The Walker: Woody Harrelson Versus the Neocons

  Paul Schrader's cinema is largely defined by the pathology of his male protagonists, and with The Walker, he's added a striking new character to his gallery of loners. Carter Page III (Woody Harrelson) is the degenerate scion of a political family. Openly gay and eminently presentable, this American aristo makes himself useful as a companion to the neglected wives of the Washington elite—gabbing over canasta or escorting them to the opera. (Hence the term "walker," coined to describe Nancy Reagan's frequent squire Jerry Zipkin.) The Walker evokes a town of mighty rubes and backbiting yentas. Carter, however, has a special fondness for the vulnerable Lynn (Kristin Scott Thomas), who's unhappily married to liberal Sen. Larry Lockner (Willem Dafoe with a Gary Hart do).
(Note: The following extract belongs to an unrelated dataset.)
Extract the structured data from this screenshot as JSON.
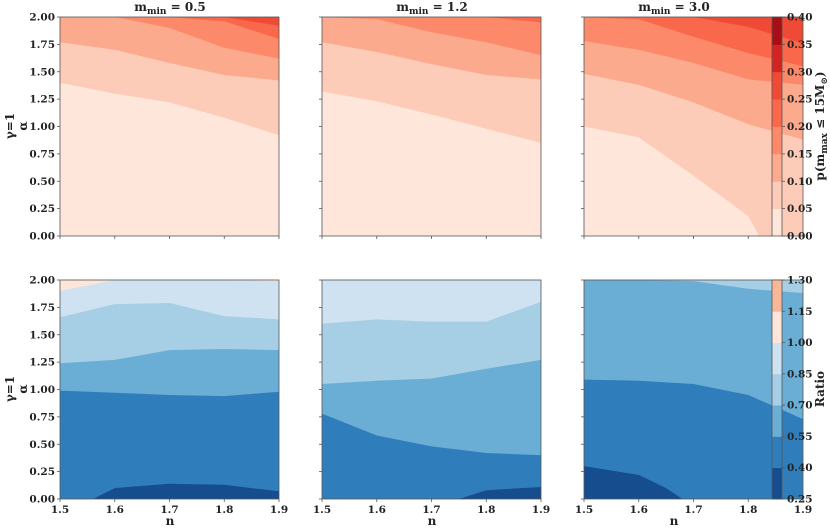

Once Lynn discovers her lobbyist lover stabbed to death and gallant Carter puts down his copy of Suetonius to shield her, The Walker settles into thriller mode. But in its final third, it falls apart. Emotional murk rises, stakes are lowered, and, despite a late dose of Hardy Boys derring-do, drama founders. This is a serious movie and, gliding around the center of power, a stylish one. But, like its protagonist, The Walker is unable to finish the job.